Al ministero dell’Istruzione stanno lavorando alacremente per l’individuazione definitiva dei titoli da collegare alla chiamata diretta dei docenti, che porterà quasi 10 mila docenti, in prevalenza assunti con le fasi finali della Legge 107/2015, a ottenere la titolarità su ambito territoriale.

“Al ministero dell’Istruzione stanno lavorando alacremente per l’individuazione definitiva dei titoli da collegare alla chiamata diretta dei docenti, che porterà quasi 10 mila docenti, in prevalenza assunti con le fasi finali della Legge 107/2015, a ottenere la titolarità su ambito territoriale: dopo la rottura con i sindacati, l’amministrazione avrebbe sempre più l’intenzione di redigere, a breve, delle linee guida con all’interno un ventaglio base di requisiti molto ampio, da cui successivamente i dirigenti ricaveranno i 4 o 6 requisiti ritenuti utili per l’assegnazione del posto con la nuova modalità prevista dal comma 79 della riforma approvata un anno fa dal Governo”. Così l’Anief in una nota circolata in questi giorni, dove sottolinea come questo modo di procedere possa essere “addirittura peggiorativo della Legge 107/2015, che già conteneva una percentuale altissima di storture e norme peggiorative per la didattica e il personale che la mette in atto”.
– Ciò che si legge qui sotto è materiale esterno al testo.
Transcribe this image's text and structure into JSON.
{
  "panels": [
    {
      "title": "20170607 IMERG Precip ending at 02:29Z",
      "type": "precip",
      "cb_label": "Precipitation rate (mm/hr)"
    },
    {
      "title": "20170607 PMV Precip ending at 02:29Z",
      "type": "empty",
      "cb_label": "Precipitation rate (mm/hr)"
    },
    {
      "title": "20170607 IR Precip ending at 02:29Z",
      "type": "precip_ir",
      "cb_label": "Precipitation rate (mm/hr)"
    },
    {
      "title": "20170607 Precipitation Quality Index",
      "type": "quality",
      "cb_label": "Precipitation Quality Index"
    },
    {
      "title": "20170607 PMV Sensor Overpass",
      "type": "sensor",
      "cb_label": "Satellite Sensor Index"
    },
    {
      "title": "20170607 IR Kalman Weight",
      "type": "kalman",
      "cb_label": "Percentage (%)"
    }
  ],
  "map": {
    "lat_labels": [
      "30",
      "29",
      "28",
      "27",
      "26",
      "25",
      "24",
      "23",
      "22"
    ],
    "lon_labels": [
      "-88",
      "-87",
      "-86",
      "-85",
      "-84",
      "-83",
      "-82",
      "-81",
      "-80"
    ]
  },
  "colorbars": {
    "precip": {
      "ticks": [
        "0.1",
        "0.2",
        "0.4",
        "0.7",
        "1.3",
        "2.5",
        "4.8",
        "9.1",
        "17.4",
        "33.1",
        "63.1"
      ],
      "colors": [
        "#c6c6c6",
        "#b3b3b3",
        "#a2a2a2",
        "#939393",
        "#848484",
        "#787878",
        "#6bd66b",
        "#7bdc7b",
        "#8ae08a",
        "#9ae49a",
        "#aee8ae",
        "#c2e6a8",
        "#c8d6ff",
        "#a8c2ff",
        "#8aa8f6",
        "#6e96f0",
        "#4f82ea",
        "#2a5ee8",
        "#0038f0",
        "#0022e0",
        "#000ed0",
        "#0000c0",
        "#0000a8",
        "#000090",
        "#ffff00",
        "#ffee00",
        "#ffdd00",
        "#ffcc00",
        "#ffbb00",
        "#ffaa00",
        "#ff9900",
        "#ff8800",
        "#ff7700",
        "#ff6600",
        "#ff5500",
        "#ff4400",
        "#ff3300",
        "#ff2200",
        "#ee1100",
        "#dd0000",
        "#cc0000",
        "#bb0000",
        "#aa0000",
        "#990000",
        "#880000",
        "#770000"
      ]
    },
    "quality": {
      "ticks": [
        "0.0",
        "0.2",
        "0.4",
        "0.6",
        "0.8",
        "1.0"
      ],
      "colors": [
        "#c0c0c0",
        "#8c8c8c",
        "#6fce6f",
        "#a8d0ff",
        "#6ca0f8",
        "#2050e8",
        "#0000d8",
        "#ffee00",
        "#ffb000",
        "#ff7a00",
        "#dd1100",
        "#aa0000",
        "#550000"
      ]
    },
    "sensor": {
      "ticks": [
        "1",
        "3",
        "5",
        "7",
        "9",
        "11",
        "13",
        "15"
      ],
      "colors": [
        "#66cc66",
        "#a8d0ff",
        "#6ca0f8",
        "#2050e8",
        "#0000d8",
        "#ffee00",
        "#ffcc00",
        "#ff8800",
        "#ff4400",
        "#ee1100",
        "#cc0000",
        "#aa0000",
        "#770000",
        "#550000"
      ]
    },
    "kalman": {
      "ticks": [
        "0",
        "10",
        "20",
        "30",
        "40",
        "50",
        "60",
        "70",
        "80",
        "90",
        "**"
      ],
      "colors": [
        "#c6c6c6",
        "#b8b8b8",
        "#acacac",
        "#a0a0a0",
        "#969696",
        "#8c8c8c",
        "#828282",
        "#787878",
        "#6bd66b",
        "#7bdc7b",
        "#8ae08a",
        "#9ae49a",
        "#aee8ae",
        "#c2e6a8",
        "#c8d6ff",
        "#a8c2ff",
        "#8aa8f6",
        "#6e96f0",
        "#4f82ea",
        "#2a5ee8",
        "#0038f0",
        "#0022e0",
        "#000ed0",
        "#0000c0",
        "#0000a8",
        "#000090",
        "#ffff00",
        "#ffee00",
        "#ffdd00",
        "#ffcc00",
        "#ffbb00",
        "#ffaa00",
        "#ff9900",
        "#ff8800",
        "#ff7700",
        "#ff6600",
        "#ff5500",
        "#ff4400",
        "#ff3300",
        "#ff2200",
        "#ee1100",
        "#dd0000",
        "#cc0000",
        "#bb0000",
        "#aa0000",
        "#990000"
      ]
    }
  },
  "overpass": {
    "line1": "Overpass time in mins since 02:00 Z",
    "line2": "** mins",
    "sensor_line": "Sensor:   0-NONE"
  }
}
“L’individuazione, quasi maniacale, dei titoli – spiega Marcello Pacifico, presidente nazionale Anief e segretario confederale Cisal – su cui Miur e sindacati, sino a giovedì scorso, hanno continuato a spendere tempo ed energie, non risolve il problema. Non cambia nulla, infatti, se i requisiti richiesti per ricoprire il posto sono ristretti o allargati: in ogni caso, l’adozione di modalità standard, sulla base di parametri generici, costituisce una forzatura rispetto alle precipue necessità espresse dalla scuola attraverso il Piano dell’ offerta formativa triennale”.
“L’individuazione dei titoli – sottolinea Pacifico – non era e non rimane l’aspetto fondamentale attorno a cui concentrarsi:  in ogni caso, le esigenze della scuola verranno dettate preliminarmente da Viale Trastevere. La logica vorrebbe, invece, che accadesse l’esatto opposto:  è ogni scuola, sempre sulla scorta di quanto indicato dall’organo supremo in materia, il Collegio dei docenti, che deve indicare i requisiti, senza che questi siano decisi a monte o dall’esterno. La Legge, del resto, parla chiaro: a tenere in mano il timone sono le richieste delle scuole, non l’amministrazione centrale attraverso liste precostituite da far utilizzare ai presidi”.